During neutropenic episodes, patients may experience a wide variety of symptoms, from malaise and low grade fever to severe life threatening gastrointestinal infections and, although there is moderate morbidity associated with the disease, its course is usually benign.5 Conjunctivitis has been described.1Iridocyclitis associated with neutropenic cycling and refractory to therapy has not been described previously. Extensive and repeated laboratory investigations for an underlying cause of the uveitis in our patient were negative except for large granular lymphocytes and an IgG antineutrophil antibody, both characteristic of cyclic neutropenia.

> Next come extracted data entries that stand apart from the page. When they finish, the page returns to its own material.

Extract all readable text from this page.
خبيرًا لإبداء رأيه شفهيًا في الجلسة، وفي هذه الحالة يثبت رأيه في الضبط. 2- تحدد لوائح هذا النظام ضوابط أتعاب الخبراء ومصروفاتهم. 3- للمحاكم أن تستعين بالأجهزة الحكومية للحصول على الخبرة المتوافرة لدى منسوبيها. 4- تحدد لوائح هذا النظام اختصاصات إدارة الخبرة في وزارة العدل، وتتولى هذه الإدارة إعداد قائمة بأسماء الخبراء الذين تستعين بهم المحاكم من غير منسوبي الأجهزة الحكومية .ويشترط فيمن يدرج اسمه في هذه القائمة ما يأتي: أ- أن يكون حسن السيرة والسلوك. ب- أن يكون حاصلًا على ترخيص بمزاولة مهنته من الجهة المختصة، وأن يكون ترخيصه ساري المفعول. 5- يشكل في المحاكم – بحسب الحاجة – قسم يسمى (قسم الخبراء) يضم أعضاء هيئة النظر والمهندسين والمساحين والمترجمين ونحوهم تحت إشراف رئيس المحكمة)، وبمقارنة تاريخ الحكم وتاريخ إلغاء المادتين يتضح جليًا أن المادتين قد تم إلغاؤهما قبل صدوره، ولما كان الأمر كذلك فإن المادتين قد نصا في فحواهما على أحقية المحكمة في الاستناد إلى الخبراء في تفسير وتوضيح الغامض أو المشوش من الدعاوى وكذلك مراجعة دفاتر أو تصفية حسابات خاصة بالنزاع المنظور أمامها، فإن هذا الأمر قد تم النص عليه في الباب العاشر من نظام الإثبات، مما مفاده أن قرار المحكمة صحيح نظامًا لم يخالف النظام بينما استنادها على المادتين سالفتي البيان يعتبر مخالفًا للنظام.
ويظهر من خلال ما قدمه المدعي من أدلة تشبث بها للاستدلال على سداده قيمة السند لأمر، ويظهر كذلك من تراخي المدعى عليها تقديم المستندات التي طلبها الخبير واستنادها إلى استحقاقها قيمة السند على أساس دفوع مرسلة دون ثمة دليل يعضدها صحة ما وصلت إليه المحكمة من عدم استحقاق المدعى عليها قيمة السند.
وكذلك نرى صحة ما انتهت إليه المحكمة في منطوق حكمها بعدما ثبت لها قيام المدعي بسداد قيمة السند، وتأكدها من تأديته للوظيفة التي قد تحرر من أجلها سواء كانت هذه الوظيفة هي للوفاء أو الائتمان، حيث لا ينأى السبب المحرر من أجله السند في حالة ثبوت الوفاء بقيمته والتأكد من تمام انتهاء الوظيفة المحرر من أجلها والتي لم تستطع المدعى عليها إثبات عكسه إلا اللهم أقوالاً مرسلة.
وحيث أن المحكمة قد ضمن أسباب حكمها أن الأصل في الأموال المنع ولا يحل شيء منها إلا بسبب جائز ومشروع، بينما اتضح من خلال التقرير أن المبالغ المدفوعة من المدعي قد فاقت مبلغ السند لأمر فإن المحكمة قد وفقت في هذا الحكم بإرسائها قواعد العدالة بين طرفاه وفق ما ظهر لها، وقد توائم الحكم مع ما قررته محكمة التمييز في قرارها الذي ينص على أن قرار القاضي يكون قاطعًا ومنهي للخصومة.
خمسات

Many therapeutic strategies have been used in the management of patients with cyclic neutropenia. Splenectomy, testosterone, etiocholanolone, and endotoxin have been employed, all to some therapeutic effect.6 The response to alternate day low dose prednisone therapy has been particularly successful for patients with the adult onset of the disease.6 Our patient was managed with 5–25 mg of prednisone every other day, with significantly reduced symptomatology and neutrophil cycling. More recently, correction has been reported with granulocyte macrophage-colony stimulating factor (GM-CSF)7 and granulocyte-colony stimulating factor (G-CSF).8 Although a direct cause-effect association between the recurrent uveitis present in this patient and adult onset cyclic neutropenia cannot be definitively established, the existence of different immune system abnormalities (for example, proliferation of large granular lymphocyte cells, inversion of the CD4:CD8 ratio, presence of different autoantibodies) in patients with cyclic neutropenia and large granular lymphocytosis may contribute to the recurrence of uveitis and its refractoriness to conventional therapy.